We felt the forward lurch at a Swiss-like 9:34 am.

Suceava (Soo cha v’ah) is 322 train-track kilometers (200 miles) from Cluj Napoca. Train 1832 was scheduled to stop at 19 villages along the way. Most of the stops were for 1 or 2 minutes, enough time for a few passengers to get on and off. At every stop I noticed one thing. As the train departed, a local train official, in a blue suit, would stand erect outside the door of the small station building holding a small pole with a circle end piece, green on one side and red on the other. We saw mostly men but Rebecca pointed to one woman, with a uniform of black tights and a black skirt. Most wielding this pole were young. Rebecca suggested that “maybe this was a good, stable job in the village.”

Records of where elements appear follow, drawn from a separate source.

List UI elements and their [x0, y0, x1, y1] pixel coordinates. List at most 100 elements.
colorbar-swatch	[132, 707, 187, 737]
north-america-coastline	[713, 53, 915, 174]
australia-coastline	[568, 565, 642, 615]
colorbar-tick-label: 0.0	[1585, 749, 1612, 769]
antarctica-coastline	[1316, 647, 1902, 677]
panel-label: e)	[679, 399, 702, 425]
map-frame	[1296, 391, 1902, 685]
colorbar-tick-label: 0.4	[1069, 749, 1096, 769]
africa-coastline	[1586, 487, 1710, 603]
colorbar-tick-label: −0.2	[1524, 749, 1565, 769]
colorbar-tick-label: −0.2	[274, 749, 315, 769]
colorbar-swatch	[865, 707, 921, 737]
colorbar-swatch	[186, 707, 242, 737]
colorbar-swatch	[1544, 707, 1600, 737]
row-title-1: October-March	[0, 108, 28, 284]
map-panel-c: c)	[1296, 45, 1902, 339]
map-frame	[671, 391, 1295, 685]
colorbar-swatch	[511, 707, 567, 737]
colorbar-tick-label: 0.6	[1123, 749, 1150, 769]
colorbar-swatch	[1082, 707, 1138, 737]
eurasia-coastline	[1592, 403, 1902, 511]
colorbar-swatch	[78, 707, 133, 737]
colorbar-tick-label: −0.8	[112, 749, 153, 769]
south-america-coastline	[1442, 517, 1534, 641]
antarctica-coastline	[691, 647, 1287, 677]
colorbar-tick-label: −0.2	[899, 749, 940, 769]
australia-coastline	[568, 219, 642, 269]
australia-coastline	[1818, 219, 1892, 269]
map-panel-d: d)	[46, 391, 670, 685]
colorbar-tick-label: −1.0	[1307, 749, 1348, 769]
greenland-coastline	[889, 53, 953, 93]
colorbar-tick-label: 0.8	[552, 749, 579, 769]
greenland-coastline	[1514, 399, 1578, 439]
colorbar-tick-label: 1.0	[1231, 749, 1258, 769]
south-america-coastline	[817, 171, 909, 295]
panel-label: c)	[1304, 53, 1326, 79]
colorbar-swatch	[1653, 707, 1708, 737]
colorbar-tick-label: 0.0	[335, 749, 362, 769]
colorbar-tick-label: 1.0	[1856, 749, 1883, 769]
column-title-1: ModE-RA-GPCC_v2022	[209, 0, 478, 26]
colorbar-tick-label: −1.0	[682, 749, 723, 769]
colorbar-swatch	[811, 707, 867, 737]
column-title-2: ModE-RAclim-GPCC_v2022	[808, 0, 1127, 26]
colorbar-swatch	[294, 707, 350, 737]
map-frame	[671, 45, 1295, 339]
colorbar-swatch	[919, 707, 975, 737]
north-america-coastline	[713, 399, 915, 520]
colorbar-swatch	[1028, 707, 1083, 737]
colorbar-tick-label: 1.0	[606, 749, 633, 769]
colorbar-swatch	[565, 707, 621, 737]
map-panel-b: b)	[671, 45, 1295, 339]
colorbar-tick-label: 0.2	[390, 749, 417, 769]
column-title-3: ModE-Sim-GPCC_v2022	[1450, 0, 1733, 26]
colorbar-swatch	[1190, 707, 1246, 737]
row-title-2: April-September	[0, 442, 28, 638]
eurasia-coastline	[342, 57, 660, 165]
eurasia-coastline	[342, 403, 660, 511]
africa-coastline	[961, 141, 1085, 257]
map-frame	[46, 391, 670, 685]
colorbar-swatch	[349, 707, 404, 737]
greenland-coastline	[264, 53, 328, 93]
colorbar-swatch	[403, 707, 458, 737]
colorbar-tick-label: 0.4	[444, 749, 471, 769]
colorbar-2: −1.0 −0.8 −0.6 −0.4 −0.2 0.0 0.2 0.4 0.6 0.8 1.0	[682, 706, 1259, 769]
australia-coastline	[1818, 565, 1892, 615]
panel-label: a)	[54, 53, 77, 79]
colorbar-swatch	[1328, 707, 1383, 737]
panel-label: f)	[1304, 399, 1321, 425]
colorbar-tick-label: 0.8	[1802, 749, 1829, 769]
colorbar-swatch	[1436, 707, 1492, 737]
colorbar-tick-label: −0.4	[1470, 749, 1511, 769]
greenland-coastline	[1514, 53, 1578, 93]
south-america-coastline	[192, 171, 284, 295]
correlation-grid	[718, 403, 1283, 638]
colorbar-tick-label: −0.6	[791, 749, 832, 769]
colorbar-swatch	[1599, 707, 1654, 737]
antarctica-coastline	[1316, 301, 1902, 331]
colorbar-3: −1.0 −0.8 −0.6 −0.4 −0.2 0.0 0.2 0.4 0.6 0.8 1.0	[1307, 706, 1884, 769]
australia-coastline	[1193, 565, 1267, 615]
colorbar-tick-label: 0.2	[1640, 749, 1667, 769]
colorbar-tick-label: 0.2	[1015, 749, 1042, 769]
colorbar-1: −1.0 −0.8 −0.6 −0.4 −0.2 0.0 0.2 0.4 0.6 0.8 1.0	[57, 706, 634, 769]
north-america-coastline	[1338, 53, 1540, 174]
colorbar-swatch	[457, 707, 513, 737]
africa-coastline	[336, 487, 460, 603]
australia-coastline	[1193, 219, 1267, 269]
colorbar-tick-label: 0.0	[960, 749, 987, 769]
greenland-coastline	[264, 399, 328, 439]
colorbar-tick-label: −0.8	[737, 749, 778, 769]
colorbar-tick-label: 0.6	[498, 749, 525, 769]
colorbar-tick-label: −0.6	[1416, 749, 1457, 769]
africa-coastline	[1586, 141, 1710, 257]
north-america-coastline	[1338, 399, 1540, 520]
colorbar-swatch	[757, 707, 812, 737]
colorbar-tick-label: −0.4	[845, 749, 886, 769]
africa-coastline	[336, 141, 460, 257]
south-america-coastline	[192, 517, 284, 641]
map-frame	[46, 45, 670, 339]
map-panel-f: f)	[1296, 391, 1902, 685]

About an hour into our Cluj to Suceava trip we noticed the conductor coming down the aisle toward us talking to a couple of passengers. It turns out car #4 had lost its heating and he was trying to find a passenger who could tell us this and that we could change cars if we wanted. Our car would be replaced in Suceava so if we wanted we could stay. All of this was done with no drama with two passengers explaining the situation to us.

About an hour from Suceava, a middle-aged scruffy looking man gently pulled my aisle seat tray down and placed a worn, typed note on it. Rebecca quickly translated it to say “I am deaf and dumb and could use the help of one lei or 10 lei. Thank you for your kindness.” Lei or Ron is the Romanian currency and is roughly a quarter of an American dollar. So he was asking for 25 cents or $2.50. I watched him walk up the aisle and sit down. I also noticed the conductor followed a few minutes later. We have seen this scene many times in Romania. In a restaurant or in this case a train car, apparently with the tolerance of officials, people who need are allowed to ask or to sell something.

My notes tell me that it was somewhere around the village of Frasin, about 50 kilometers from Suceava, that I had this insight. Romanian trains, even the fast ones, are slow because many Romanians still live in these little villages we passed through from Cluj to Suceava. Many of these places, like many of the small towns in Iowa, where we live, are dying. They are the left behind in our increasingly calloused world.

Slow trains are a humane way to minister to this phenomenon.

1832 pulled into Suceava at 4:28 pm. Five minutes late.